Baca Juga: Mengapa Kebakaran Hutan dan Lahan Masih Sering Terjadi Meski Sudah Restorasi?
Walhi NTT percaya selama ini masyarakat telah menjadi bagian tak terpisahkan dari upaya konservasi taman nasional. Karena itu, tidak masuk akal jika tiba-tiba muncul ide merelokasi masyarakat dari pulau tempat mereka hidup selama ini.
Salah satu kelebihan masyarakat Pulau Komodo, adalah karena mereka mengenal dengan baik satwa itu di habitatnya. Secara alamiah, kata Dominikus, mereka menjadi ahli komodo. Bahkan di NTT sendiri, tidak ada pakar komodo yang memahami satwa tersebut secara ilmiah. Kondisi ini juga terkait dengan sejarah kehidupan masyarakat setempat, dan kebersamaan mereka dengan komodo selama ini.

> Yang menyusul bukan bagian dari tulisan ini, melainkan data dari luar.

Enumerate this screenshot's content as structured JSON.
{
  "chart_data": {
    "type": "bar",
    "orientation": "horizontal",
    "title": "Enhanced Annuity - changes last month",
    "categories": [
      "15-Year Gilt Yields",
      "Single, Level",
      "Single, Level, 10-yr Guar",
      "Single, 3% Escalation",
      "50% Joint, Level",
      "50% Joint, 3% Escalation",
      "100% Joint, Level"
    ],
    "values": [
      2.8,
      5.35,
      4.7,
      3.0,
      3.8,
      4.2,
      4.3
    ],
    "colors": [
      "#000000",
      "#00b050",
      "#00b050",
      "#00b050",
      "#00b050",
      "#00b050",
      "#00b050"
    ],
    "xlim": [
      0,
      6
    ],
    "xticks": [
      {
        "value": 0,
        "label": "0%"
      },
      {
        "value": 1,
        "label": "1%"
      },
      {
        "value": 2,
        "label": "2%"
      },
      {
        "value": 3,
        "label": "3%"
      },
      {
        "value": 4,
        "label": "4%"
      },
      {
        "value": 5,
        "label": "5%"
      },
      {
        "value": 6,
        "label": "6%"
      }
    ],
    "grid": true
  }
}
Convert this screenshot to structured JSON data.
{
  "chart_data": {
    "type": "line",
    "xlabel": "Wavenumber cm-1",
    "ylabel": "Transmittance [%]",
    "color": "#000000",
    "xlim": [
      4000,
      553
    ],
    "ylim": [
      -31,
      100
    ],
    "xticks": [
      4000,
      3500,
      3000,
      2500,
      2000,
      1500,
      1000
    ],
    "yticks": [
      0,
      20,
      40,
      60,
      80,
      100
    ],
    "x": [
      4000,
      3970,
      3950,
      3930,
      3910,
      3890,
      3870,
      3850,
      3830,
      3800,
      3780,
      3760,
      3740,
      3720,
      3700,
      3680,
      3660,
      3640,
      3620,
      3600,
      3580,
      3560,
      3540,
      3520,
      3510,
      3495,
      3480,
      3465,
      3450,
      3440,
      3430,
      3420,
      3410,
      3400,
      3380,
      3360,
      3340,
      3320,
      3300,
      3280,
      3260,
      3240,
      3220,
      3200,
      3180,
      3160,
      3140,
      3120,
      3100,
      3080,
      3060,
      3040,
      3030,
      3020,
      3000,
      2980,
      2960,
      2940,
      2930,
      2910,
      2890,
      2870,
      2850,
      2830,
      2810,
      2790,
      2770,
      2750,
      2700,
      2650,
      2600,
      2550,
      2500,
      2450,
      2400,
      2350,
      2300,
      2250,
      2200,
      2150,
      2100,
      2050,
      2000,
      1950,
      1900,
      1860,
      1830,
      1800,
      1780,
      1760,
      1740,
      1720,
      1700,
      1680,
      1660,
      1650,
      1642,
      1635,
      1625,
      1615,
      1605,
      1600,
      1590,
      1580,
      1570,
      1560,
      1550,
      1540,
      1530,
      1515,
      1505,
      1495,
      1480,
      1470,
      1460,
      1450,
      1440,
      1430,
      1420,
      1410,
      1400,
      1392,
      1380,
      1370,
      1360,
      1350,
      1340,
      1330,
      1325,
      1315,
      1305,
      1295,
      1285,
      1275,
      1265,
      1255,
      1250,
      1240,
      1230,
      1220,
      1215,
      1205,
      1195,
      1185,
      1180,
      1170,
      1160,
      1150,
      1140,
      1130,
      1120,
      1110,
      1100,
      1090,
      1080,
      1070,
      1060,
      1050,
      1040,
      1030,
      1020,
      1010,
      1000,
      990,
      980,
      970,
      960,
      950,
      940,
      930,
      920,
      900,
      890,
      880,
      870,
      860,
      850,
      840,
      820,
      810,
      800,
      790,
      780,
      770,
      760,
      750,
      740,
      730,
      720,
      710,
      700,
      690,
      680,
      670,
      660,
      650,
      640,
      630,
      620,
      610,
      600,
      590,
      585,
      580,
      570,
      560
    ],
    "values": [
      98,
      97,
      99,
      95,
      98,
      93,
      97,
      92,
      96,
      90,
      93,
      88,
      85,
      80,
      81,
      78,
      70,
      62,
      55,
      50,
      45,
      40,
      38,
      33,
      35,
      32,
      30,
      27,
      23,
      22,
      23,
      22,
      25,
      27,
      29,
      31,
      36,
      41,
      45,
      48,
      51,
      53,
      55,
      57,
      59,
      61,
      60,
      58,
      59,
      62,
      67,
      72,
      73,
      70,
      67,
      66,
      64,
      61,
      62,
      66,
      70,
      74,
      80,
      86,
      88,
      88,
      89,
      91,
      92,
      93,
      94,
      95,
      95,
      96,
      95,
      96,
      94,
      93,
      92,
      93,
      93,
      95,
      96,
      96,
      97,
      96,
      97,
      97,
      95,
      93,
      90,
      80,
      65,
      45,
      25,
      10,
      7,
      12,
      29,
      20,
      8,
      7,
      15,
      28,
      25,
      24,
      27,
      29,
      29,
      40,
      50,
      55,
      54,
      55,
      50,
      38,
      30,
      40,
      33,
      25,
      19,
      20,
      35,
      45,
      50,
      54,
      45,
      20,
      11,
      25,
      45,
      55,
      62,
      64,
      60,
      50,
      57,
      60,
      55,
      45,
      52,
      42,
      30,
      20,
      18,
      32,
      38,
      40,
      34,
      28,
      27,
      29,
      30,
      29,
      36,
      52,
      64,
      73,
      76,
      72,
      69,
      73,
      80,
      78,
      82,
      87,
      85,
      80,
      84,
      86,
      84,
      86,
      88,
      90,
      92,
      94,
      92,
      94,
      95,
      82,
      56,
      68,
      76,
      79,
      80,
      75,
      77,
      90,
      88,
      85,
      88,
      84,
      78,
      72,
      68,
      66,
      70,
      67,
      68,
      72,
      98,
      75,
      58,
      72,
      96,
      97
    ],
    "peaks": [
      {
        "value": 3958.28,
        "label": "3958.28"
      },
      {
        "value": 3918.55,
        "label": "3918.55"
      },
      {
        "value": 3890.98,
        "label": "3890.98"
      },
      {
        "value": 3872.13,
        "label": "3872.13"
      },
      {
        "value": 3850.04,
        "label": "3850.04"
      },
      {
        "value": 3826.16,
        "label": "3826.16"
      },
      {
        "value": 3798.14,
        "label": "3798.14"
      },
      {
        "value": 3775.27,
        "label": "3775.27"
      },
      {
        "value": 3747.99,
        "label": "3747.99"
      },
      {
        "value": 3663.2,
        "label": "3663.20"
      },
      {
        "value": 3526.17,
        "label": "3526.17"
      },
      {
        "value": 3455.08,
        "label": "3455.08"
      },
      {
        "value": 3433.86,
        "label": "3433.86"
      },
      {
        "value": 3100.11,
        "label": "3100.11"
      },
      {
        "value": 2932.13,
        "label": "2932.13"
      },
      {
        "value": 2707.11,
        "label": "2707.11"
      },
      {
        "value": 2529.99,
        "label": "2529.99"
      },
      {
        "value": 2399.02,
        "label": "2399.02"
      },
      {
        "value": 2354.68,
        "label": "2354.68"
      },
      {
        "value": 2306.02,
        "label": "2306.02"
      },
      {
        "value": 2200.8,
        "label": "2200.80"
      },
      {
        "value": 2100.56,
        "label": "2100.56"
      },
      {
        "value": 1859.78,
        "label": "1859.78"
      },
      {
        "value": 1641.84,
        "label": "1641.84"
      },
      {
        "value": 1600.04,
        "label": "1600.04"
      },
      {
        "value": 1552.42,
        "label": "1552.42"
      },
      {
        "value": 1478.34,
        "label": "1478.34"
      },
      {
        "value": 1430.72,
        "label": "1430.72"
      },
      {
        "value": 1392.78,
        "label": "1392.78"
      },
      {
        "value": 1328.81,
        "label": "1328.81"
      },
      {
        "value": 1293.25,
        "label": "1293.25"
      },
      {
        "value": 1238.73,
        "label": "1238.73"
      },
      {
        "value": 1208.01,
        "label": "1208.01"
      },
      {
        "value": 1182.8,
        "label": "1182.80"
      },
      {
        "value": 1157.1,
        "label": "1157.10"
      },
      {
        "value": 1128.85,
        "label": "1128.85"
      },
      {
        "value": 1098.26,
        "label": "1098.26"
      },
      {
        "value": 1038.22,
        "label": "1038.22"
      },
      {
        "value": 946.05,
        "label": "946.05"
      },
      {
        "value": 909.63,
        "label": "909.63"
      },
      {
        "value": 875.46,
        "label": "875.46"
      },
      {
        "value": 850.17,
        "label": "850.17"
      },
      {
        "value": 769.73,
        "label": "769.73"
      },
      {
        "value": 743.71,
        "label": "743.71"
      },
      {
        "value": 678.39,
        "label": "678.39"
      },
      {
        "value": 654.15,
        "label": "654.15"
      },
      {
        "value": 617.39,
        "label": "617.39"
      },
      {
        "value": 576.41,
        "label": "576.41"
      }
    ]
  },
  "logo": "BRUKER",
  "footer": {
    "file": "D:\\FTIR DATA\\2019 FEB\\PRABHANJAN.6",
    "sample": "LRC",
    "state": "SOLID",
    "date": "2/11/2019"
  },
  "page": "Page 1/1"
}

“Konservasi harus melihatkan masyarakat Pulau Komodo. Mereka tahu seluk beluk Komodo. Masyarakat Pulau Komodo bahkan mampu memberi makan Komodo dengan daging di tangannya, sedangkan para ranger di taman nasional masih butuh kayu untuk antisipasi apabila ada serangan dari komodo,” papar Dominikus. [Nurhadi Sucahyo/ns/uh/VOA Indonesia]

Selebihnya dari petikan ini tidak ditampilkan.